El amor por Brenan no halló tumba sobre la que dejar su muestra de homenaje. A las 14 horas del martes, un día después de su fallecimiento, aún se desconía el destino del cadáver. Se especulaba entre su localidad de residencia y el bellísimo cementerio británico de Málaga, a pocos metros del mar. Sin embargo se conocía la última voluntad de ceder el cuerpo a la ciencia.
Un nieto suyo, Stephen Corre, fue quien decidió en última instancia al corroborar el testamento de su abuelo. Fue una sorpresa que causó consternación, en la mayoría de los casos contenida, entre sus vecinos y conocidos. No obstante, todos estaban dispuestos a respetar la extraña austeridad del hispanista, su desprecio por los homenajes. El plazo para su envío a la Facultad de Medicina de Málaga se agotó hasta el minuto. El descontento prácticamente generalizado no encontró una objeción válida para forzar su enterramiento.
Todos trataron infatigablemente de que hubiera un lugar determinado para guardar la memoria del amigo. Pero el rito funerario, del que tan amigos son los latinos, se quedó en suspenso. Antes, el alcalde de Málaga, Pedro Aparicio, en una breve alocución, hizo entrega de los restos del "maestro Brenan" para que "la universidad lo acoja en su sedo conforme a su voluntad".

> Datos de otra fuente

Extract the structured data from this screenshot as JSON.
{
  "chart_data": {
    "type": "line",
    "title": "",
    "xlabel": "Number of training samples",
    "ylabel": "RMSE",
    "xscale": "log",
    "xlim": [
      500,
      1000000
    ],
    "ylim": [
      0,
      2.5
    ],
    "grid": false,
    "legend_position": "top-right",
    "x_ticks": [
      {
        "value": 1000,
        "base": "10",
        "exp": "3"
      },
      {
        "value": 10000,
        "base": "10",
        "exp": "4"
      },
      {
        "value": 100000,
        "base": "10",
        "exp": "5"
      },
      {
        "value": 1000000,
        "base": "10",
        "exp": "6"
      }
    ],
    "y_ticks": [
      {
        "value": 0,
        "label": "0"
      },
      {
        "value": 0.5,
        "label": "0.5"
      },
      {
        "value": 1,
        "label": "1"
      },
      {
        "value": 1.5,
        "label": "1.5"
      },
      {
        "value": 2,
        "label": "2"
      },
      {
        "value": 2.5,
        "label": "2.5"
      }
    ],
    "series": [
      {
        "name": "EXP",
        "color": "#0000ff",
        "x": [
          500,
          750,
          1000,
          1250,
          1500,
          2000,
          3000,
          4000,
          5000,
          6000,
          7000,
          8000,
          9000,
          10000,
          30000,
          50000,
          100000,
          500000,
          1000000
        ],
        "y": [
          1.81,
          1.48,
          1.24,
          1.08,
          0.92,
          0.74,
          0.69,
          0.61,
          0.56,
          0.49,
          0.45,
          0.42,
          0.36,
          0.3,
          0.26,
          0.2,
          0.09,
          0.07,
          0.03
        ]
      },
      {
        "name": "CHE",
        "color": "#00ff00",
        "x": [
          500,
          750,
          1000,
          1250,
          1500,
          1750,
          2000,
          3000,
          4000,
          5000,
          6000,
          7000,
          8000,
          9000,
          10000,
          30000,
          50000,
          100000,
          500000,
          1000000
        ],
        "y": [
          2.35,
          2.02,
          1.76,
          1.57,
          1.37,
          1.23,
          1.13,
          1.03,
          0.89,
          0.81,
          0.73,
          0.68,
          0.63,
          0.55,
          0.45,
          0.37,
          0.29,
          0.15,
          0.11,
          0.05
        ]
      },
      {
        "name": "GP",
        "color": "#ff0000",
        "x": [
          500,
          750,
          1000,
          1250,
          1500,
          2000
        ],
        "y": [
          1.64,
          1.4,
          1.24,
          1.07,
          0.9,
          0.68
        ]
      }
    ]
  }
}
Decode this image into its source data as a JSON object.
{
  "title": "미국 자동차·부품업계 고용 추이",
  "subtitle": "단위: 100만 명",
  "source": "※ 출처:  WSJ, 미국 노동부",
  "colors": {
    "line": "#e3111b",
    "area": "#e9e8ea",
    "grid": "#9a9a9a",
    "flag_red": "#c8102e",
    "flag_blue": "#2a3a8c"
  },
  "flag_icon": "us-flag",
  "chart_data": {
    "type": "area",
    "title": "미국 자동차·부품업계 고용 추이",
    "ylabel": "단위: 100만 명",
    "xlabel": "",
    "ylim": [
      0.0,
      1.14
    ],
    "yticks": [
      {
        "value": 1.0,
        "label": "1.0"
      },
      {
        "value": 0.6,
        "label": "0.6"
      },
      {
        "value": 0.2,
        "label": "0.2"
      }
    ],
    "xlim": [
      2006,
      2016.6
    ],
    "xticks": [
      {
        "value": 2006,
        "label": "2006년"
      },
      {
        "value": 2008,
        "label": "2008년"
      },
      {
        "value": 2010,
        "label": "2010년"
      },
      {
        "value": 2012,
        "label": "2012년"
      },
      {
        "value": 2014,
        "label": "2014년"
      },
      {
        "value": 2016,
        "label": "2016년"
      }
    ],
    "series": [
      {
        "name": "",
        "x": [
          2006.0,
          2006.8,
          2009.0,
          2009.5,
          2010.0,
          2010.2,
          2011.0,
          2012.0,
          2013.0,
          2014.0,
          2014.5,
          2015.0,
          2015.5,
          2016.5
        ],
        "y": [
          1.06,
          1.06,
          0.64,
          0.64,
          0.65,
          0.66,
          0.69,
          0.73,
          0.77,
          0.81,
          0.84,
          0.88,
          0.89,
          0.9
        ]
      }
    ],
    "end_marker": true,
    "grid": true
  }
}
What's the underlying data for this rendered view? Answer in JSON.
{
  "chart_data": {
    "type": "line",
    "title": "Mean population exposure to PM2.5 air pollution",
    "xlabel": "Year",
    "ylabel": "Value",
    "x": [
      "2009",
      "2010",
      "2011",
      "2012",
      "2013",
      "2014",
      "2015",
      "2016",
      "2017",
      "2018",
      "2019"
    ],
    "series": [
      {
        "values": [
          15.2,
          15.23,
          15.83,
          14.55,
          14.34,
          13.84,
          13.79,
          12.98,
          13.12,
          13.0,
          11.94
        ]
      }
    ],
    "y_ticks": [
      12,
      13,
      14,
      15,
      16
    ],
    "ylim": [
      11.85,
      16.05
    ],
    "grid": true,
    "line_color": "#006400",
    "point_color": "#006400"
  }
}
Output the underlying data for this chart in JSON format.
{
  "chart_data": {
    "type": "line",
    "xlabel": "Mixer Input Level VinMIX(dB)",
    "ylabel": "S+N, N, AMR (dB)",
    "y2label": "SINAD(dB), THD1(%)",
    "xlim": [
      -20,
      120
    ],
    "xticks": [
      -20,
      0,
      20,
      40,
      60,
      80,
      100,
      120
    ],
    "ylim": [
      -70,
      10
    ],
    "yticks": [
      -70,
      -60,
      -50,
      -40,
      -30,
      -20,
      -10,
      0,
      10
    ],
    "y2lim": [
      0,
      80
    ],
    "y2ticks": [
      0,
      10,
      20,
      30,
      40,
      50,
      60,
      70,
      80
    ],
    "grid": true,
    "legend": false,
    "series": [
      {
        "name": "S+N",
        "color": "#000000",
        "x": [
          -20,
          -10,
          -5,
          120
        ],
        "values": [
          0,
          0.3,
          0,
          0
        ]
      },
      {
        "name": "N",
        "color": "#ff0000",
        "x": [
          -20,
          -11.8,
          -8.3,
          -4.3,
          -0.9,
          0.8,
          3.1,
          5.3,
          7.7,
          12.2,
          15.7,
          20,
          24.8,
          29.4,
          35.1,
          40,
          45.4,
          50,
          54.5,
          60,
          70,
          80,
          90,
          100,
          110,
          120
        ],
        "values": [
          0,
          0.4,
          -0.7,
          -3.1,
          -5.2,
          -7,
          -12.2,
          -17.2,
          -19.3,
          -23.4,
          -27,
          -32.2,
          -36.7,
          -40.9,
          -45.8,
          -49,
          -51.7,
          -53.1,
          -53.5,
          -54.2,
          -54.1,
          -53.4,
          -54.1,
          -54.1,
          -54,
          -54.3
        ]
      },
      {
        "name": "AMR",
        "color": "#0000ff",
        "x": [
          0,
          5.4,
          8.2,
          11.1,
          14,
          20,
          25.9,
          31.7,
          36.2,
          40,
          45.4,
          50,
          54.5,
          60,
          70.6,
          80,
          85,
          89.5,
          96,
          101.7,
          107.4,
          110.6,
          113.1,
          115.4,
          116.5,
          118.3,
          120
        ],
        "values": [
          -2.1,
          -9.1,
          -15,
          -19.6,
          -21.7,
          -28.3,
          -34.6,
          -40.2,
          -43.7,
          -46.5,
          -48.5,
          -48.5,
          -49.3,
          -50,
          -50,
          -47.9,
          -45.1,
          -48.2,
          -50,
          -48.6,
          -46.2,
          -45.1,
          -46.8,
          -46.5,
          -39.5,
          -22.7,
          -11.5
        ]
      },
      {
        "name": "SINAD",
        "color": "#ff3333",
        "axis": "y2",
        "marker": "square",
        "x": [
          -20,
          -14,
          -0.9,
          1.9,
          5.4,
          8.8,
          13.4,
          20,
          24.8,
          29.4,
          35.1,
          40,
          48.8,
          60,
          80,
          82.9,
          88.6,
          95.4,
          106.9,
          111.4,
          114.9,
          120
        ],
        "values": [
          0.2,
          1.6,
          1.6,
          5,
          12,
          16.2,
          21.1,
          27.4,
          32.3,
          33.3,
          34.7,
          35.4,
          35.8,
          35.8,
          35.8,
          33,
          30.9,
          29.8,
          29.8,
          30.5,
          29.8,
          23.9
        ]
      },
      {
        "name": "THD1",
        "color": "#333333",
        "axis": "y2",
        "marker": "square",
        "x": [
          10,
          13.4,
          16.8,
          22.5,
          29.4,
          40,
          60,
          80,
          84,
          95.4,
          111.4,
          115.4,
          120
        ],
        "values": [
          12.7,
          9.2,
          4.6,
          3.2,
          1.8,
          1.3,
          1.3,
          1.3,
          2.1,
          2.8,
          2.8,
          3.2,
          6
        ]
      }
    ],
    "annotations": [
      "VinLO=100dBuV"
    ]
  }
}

Un representante de la universidad expresó su deseo de acoger a Brenan "sin más trámites" y confirmó que su cuerpo tendría una presencia "tan útil como la su vida". El acompañamiento fúnebre tampoco concertó en su pompa con la categoría intelectual de Brenan. Al no llevarse a efecto el enterramiento previsto para un día después, el miércoles, muchas personalidades interesadas no pudieron asistir. El hispanista de nacionalidad española, Ian Gibson, visitó la casa vacía y comentó que quizá fuera la última vez que recorriera el accidentado camino que conduce a ella.
Intimos recelos
Pese a algún ribete macabro, la desaparición de Brenan constituyó un homenaje imposible por deseo del anfitrión. Un deseo respetado en silencio, pero que abrigaba íntimos recelos. La búsqueda febril de un epitafio imposible para quien supo entender a España, para quien formó críticamente a un con unto de intelectuales sobre las posibilidades de su país y los modos de evidenciarlas. El presidente del Gobierno, Felipe González, destacó ese amor en un telegrama enviado a la casa de la Cañada de las Palomas.En la Alpujarra, entre tanto, se recordaba desde lejos al hombre que se aventuró por aquellos pagos un 13 de enero de 1920 y a los que sonsacó su verdad última durante su larga estancia en aquellas tierras. Por allí, pasó, entre otros, Virginia Woolf. Una visita que ahora parece imposible, igual que el último destino del buen hispanista.